The invention relates to a method for operating intrinsically safe battery cells after charging of an intrinsically safe battery cell at a low temperature.
Battery cells are used in numerous ways in energy storage systems for stationary as well as mobile applications, such as, for example, in emergency power systems or in the automotive industry for electric and hybrid vehicles. In these applications, a plurality of battery cells are connected to one another in series and/or also in parallel to form battery modules and batteries.
Due to manufacturing tolerances and or age related losses of capacity, the capacity of the battery cells connected together to form batteries is not always exactly the same. Charging and discharging of the battery cells, however, typically occurs jointly in a composite, whereby there is, for example, the danger of overcharging or deep discharging individual battery cells. There is consequently the danger of overheating individual battery cells, which generally leads in multiple steps to a thermal destruction of the corresponding battery cell.
For this reason, there is a need to provide intrinsically safe battery cells which comprise safety components for the protection thereof. These include inter alia functions and devices such as safety switches CID (current interrupt device), valves for pressure relief or thermal protection devices against overheating due to overcharging or excessive current flow. In a simple case, an intrinsically safe battery comprises a switching device, with the help of which the intrinsically safe battery cell can be deactivated within the battery while the remaining battery cells of the battery can be further operated.
Intrinsically safe battery cells, such as intrinsically safe lithium ion cells, comprise in accordance with the prior art electronic components, such as, for example, a rapid discharging device in order to protect the battery cell in situations such as an internal or external short circuit, overcharging, deep discharging or external overheating.
Mechanisms that lead to an internal short circuit of a battery cell include plating.
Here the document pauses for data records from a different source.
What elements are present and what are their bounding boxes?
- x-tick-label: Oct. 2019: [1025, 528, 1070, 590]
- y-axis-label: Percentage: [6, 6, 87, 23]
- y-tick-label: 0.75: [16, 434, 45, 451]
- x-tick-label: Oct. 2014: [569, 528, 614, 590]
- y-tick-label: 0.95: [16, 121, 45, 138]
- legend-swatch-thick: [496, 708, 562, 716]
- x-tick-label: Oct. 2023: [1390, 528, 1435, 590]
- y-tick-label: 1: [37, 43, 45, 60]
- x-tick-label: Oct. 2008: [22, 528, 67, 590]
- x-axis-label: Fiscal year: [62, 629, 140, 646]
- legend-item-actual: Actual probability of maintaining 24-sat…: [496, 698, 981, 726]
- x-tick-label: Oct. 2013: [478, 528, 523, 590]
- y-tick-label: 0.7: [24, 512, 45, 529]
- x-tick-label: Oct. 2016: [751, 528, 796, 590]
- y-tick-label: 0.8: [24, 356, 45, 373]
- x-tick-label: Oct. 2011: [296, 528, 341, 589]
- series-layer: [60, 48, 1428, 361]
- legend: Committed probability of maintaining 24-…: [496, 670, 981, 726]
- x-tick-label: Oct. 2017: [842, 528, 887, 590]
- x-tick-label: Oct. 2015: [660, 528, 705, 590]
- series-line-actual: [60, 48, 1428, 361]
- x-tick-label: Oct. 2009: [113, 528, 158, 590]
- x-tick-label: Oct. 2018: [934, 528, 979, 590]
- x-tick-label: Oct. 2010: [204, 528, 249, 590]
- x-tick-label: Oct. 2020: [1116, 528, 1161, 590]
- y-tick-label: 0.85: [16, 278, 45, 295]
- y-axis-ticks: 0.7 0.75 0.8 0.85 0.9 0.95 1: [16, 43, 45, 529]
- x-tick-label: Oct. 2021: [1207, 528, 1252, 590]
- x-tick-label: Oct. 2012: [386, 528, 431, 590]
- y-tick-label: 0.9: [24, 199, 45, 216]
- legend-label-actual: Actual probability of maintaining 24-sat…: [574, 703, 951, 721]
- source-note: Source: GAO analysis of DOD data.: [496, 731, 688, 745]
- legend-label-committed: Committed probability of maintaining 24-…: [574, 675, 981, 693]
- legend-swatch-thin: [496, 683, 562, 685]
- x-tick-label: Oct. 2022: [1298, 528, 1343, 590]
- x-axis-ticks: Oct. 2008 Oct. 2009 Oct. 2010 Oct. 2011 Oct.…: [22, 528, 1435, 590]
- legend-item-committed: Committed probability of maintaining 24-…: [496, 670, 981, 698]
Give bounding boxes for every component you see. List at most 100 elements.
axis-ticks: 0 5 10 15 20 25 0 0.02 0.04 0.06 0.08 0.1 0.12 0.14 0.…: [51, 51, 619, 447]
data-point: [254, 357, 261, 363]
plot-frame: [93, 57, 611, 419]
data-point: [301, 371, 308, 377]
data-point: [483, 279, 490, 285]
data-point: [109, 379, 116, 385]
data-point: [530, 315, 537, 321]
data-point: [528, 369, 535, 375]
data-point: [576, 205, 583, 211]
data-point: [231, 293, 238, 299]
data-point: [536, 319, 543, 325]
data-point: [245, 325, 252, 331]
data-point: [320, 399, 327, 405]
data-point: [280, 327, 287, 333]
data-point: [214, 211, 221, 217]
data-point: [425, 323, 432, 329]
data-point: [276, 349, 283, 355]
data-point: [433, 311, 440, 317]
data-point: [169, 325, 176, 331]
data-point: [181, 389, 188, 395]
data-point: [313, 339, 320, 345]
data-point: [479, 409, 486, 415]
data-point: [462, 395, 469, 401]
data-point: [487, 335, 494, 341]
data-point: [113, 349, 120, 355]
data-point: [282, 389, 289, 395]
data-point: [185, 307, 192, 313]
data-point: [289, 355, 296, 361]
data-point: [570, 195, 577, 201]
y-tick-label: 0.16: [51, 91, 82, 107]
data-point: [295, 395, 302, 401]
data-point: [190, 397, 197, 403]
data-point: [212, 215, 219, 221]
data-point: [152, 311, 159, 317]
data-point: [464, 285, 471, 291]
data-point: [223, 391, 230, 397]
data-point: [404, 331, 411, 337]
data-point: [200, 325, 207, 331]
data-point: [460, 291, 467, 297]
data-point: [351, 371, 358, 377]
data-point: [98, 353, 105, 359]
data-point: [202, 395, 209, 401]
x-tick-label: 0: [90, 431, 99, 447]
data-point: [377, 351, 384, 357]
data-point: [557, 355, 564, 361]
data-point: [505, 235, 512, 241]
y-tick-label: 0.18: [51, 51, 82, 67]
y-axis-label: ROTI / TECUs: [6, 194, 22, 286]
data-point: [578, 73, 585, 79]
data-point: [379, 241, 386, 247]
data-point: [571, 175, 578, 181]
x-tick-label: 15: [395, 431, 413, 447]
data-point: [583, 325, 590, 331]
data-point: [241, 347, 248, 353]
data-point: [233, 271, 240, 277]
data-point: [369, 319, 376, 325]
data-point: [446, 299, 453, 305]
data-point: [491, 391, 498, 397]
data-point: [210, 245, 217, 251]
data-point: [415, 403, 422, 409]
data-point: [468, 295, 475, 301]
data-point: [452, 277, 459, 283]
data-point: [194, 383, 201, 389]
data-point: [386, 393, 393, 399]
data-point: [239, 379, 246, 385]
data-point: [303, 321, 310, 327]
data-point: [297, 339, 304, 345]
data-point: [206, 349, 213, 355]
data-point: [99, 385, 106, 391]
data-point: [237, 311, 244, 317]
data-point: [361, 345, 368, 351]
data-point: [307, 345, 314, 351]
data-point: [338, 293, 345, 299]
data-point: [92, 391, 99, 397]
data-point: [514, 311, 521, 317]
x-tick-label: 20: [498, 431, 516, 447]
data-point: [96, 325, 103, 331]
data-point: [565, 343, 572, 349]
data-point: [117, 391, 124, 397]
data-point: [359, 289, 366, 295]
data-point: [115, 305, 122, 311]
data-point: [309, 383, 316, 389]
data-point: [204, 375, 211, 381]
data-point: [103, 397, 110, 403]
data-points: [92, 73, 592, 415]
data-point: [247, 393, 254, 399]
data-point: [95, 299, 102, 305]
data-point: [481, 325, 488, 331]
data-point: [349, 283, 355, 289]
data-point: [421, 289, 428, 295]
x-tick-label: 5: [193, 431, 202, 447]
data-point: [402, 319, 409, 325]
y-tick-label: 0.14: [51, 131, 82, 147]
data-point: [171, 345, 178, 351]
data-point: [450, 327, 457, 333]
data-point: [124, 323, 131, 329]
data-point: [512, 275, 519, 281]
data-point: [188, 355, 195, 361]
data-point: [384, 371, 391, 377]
In this case, positively charged ions are not introduced into the structure of the electrode during the charging procedure but are deposited as a layer on said electrode. The layers of the deposits can lead to a short circuit between the electrodes. This effect can particularly occur when charging with very high currents or at low temperatures. Temperatures of approximately 0° Celsius and below are regarded here as low temperatures.
In this context, a rechargeable lithium cell comprising a reference electrode for monitoring the state of health thereof is know from the WIPO patent application WO 2009/036444 A2. The lithium cell comprises a battery management system including a state of charge monitor in order to obtain information in regard to a potential difference between the operating electrodes and the potential at one or a plurality of operating electrodes with respect to a reference electrode.
Furthermore, a battery control module is known from the U.S. Pat. No. 7,982,437 B2, which monitors discharge voltages that are associated with a traction battery of a vehicle. The battery control module operates the traction battery cyclically with a charging voltage-dependent charging/discharging profile in order to generate heat in the traction battery. If the temperature of the traction battery lies below a limit value, for example 10° C., the battery control module will operate the traction battery cyclically in order, for example, to generate heat during an early range of the vehicle operation at cold temperature conditions.